A combination of cDNA sequencing of the complete coding region, protein comparisons, binding site mapping, and electron microscopic imaging has permitted the formulation of a structural model of cytotactin. Cytotactin is a large extracellular matrix glycoprotein that displays a restricted tissue distribution during development. Although there appears to be a single cytotactin gene, multiple cytotactin polypeptides and mRNAs are detected in a variety of tissues. We report here the sequences and relationships of cDNAs that encode the complete amino acid sequences of two cytotactin polypeptides in chicken brain. The translated cDNA sequences agree with those obtained by direct analysis of cytotactin and fragments of the molecule. All regions of the polypeptides appear to be identical except for a 273 amino acid segment found in the larger but not in the smaller. At their amino termini, both polypeptides contain a cysteine-rich segment that probably includes those residues that link monomers into hexamers. This segment is followed by 13 epidermal growth factor-like (EGFL) repeats and then 8 consecutive segments that each resemble the type III repeats found in fibronectin. At their carboxyl termini, the polypeptides are similar to the beta and gamma chains of fibrinogen, including a calcium-binding segment. The additional sequence in the large polypeptide is inserted after the fifth type III repeat and includes three additional type III repeats. On RNA transfer blot analyses, cytotactin cDNA probes detected a 6.4-kilobase (kb) component in both brain and gizzard and larger mRNAs in both tissues, but those in gizzard were larger by about 1 kb than those in brain. A probe specific to the insert did not hybridize to the 6.4-kb mRNA in either tissue but detected the larger mRNAs in both tissues. At least a portion of the insert is thus present in both tissues, but there may be additional inserts in the gizzard mRNAs. The proposed model of cytotactin specifies the orientation of the polypeptides, the localization of interchain disulfide bonds, the structural elements constituting the thin and thick segments (EGFL repeats and type III repeats, respectively), the terminal fibrinogen-like nodular region, and the relative location of the cell-binding region.

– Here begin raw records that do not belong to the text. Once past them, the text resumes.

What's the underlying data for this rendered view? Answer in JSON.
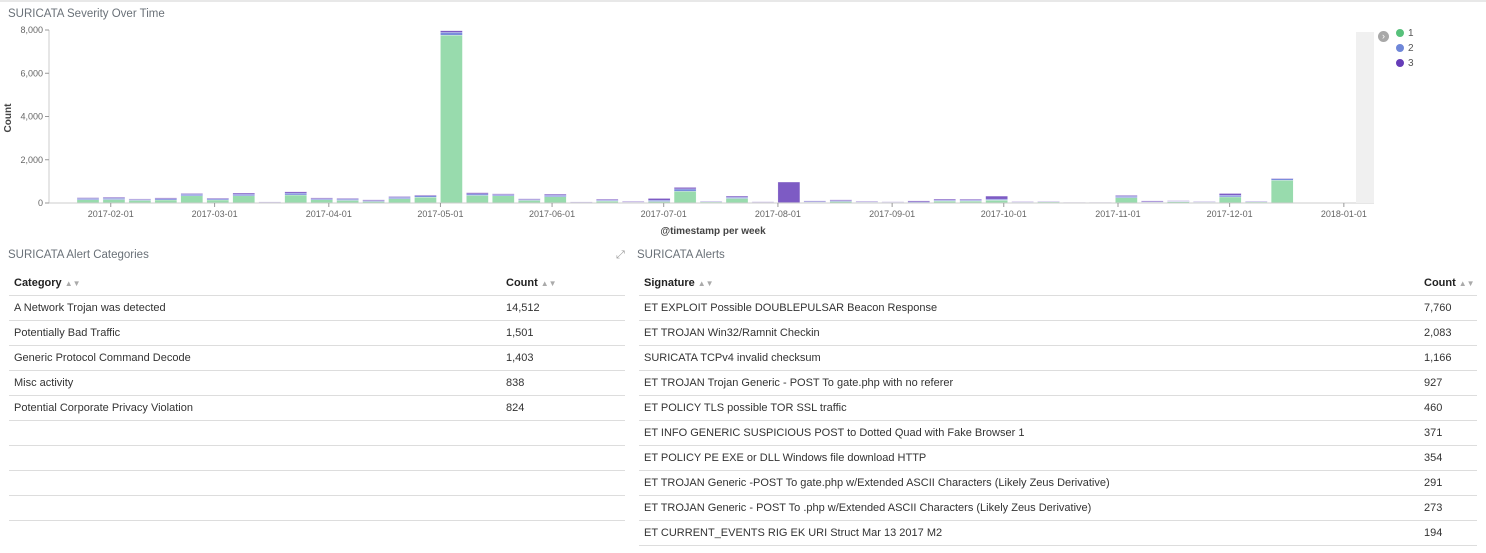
{
  "severity_panel": {
    "title": "SURICATA Severity Over Time"
  },
  "categories_panel": {
    "title": "SURICATA Alert Categories",
    "headers": {
      "category": "Category",
      "count": "Count"
    },
    "rows": [
      {
        "category": "A Network Trojan was detected",
        "count": "14,512"
      },
      {
        "category": "Potentially Bad Traffic",
        "count": "1,501"
      },
      {
        "category": "Generic Protocol Command Decode",
        "count": "1,403"
      },
      {
        "category": "Misc activity",
        "count": "838"
      },
      {
        "category": "Potential Corporate Privacy Violation",
        "count": "824"
      }
    ]
  },
  "alerts_panel": {
    "title": "SURICATA Alerts",
    "headers": {
      "signature": "Signature",
      "count": "Count"
    },
    "rows": [
      {
        "signature": "ET EXPLOIT Possible DOUBLEPULSAR Beacon Response",
        "count": "7,760"
      },
      {
        "signature": "ET TROJAN Win32/Ramnit Checkin",
        "count": "2,083"
      },
      {
        "signature": "SURICATA TCPv4 invalid checksum",
        "count": "1,166"
      },
      {
        "signature": "ET TROJAN Trojan Generic - POST To gate.php with no referer",
        "count": "927"
      },
      {
        "signature": "ET POLICY TLS possible TOR SSL traffic",
        "count": "460"
      },
      {
        "signature": "ET INFO GENERIC SUSPICIOUS POST to Dotted Quad with Fake Browser 1",
        "count": "371"
      },
      {
        "signature": "ET POLICY PE EXE or DLL Windows file download HTTP",
        "count": "354"
      },
      {
        "signature": "ET TROJAN Generic -POST To gate.php w/Extended ASCII Characters (Likely Zeus Derivative)",
        "count": "291"
      },
      {
        "signature": "ET TROJAN Generic - POST To .php w/Extended ASCII Characters (Likely Zeus Derivative)",
        "count": "273"
      },
      {
        "signature": "ET CURRENT_EVENTS RIG EK URI Struct Mar 13 2017 M2",
        "count": "194"
      }
    ]
  },
  "legend": {
    "toggle_icon": "chevron-right-icon",
    "items": [
      {
        "label": "1",
        "color": "#57c17b"
      },
      {
        "label": "2",
        "color": "#6f87d8"
      },
      {
        "label": "3",
        "color": "#663db8"
      }
    ]
  },
  "chart_data": {
    "type": "bar",
    "stacked": true,
    "ylabel": "Count",
    "xlabel": "@timestamp per week",
    "ylim": [
      0,
      8000
    ],
    "yticks": [
      0,
      2000,
      4000,
      6000,
      8000
    ],
    "ytick_labels": [
      "0",
      "2,000",
      "4,000",
      "6,000",
      "8,000"
    ],
    "xtick_labels": [
      "2017-02-01",
      "2017-03-01",
      "2017-04-01",
      "2017-05-01",
      "2017-06-01",
      "2017-07-01",
      "2017-08-01",
      "2017-09-01",
      "2017-10-01",
      "2017-11-01",
      "2017-12-01",
      "2018-01-01"
    ],
    "xtick_week_index": [
      1.3,
      5.3,
      9.7,
      14,
      18.3,
      22.6,
      27,
      31.4,
      35.7,
      40.1,
      44.4,
      48.8
    ],
    "bar_colors": {
      "1": "#98dbad",
      "2": "#7b8cdc",
      "3": "#7d5bc4"
    },
    "series": [
      {
        "name": "1",
        "values": [
          150,
          160,
          120,
          140,
          330,
          140,
          330,
          20,
          370,
          150,
          120,
          70,
          200,
          270,
          7760,
          350,
          330,
          120,
          290,
          30,
          90,
          30,
          70,
          540,
          50,
          210,
          20,
          0,
          40,
          70,
          40,
          20,
          20,
          90,
          90,
          130,
          30,
          60,
          0,
          0,
          250,
          40,
          60,
          40,
          280,
          50,
          1050
        ]
      },
      {
        "name": "2",
        "values": [
          60,
          60,
          40,
          60,
          70,
          50,
          70,
          10,
          90,
          50,
          50,
          40,
          60,
          60,
          130,
          70,
          60,
          40,
          70,
          10,
          40,
          10,
          60,
          110,
          20,
          60,
          10,
          20,
          30,
          40,
          20,
          20,
          30,
          40,
          40,
          50,
          20,
          10,
          10,
          10,
          60,
          20,
          20,
          20,
          80,
          20,
          70
        ]
      },
      {
        "name": "3",
        "values": [
          40,
          40,
          30,
          40,
          40,
          40,
          60,
          20,
          60,
          40,
          40,
          40,
          40,
          40,
          80,
          60,
          40,
          40,
          50,
          10,
          40,
          30,
          80,
          70,
          20,
          50,
          30,
          950,
          30,
          40,
          30,
          20,
          50,
          50,
          40,
          140,
          20,
          10,
          20,
          20,
          40,
          40,
          30,
          20,
          80,
          20,
          30
        ]
      }
    ]
  }
}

通过对完整编码区进行cDNA测序、蛋白质比较、结合位点定位以及电子显微镜成像等方法相结合,已构建出细胞趋触蛋白的结构模型。细胞趋触蛋白是一种大型细胞外基质糖蛋白,在发育过程中其组织分布受限。虽然似乎只有一个细胞趋触蛋白基因,但在多种组织中可检测到多种细胞趋触蛋白多肽和mRNA。我们在此报告了编码鸡脑中两种细胞趋触蛋白多肽完整氨基酸序列的cDNA的序列及相互关系。翻译后的cDNA序列与通过对细胞趋触蛋白及其分子片段进行直接分析所获得的序列一致。除了在较大的多肽中存在而在较小的多肽中不存在的一个273个氨基酸的片段外,两种多肽的所有区域似乎都是相同的。在它们的氨基末端,两种多肽都含有一个富含半胱氨酸的片段,该片段可能包含将单体连接成六聚体所需的那些残基。该片段之后是13个表皮生长因子样(EGFL)重复序列,然后是8个连续的片段,每个片段都类似于纤连蛋白中发现的III型重复序列。在它们的羧基末端,这些多肽类似于纤维蛋白原的β链和γ链,包括一个钙结合片段。较大多肽中的额外序列插入在第五个III型重复序列之后,并且包括另外三个III型重复序列。在RNA转移印迹分析中,细胞趋触蛋白cDNA探针在脑和砂囊中均检测到一个6.4千碱基(kb)的成分以及两种组织中更大的mRNA,但砂囊中的mRNA比脑中的大约大1 kb。一个针对插入片段的探针在两种组织中均未与6.4-kb的mRNA杂交,但检测到了两种组织中更大的mRNA。因此,至少插入片段的一部分存在于两种组织中,但砂囊mRNA中可能存在额外的插入片段。所提出的细胞趋触蛋白模型明确了多肽的方向、链间二硫键的定位、构成薄段和厚段的结构元件(分别为EGFL重复序列和III型重复序列)、末端纤维蛋白原样结节区域以及细胞结合区域的相对位置。